The Dragonfly Pool by Eva Ibbotson
Tally likes to help people. She didn’t want to go to boarding school but the war was coming and she got a scholarship which saved her from the dangers of London’s East End. What she found when she arrived was not at all what she had been expecting. She makes friends among a delightful group of misfits, but a chance trip to the cinema with one leads to a driving interest in helping people in the troubled kingdom of Bergania, threatened by the forces of Hitler massing on their borders. What happens next is deftly told by Eva Ibbotson who conjures up visions and characters like Monet conjures up a sunrise.
This is a hugely enjoyable tale of slightly eccentric people who are able to find themselves through some great adventures. Kings and assassinations, emigres living in the past, children living for the future. Dancing and cultural exchanges, train trips through mountainous country pursued by two bears… It’s a story that draws you in then takes you on a madcap dash through to the end.

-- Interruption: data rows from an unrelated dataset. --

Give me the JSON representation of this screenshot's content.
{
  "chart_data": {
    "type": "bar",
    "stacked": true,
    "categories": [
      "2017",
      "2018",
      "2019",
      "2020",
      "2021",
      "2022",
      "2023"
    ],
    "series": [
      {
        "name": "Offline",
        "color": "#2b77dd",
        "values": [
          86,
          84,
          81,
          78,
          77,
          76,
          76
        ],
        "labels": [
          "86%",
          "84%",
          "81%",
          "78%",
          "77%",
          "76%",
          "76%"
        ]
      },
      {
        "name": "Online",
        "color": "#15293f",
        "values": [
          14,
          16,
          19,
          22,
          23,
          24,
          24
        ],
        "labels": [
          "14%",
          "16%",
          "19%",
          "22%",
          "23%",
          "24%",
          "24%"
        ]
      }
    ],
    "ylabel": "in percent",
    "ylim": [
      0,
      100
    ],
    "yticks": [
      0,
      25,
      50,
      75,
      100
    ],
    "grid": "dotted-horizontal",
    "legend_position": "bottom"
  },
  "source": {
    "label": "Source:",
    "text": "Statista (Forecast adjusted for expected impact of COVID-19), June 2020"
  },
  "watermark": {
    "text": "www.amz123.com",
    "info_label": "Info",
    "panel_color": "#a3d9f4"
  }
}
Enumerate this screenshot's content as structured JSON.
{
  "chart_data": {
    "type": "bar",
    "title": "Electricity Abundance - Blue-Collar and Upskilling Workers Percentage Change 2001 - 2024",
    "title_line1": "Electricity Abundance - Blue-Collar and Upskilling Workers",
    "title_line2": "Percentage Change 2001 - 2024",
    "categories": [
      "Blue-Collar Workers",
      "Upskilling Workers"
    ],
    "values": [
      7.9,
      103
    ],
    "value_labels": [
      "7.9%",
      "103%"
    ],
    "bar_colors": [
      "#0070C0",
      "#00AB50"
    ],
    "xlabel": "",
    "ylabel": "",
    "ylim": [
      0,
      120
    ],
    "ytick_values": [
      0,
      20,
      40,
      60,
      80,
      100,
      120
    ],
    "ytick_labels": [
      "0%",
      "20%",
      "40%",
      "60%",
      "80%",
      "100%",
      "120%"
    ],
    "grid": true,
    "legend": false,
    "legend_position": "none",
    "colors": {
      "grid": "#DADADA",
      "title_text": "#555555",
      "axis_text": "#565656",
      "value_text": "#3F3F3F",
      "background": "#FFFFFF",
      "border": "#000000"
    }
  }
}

I loved the details of school life, particularly the biology lessons (and the snide remarks about standard biology lessons!) and the housemistresses that were more interested in their own projects. I really enjoyed the twists in the tale that turned a possibly predictable tale into something entirely different. Especially the ending. And I loved the quotation, supposedly from a book of ‘sayings’, that is probably one that I should adopt:
You cannot stop the birds of sorrow from flying over your head, but you can stop them nesting in your hair.
The Dragonfly Pool by Eva Ibbotson, who sadly died in October 2010 aged 85.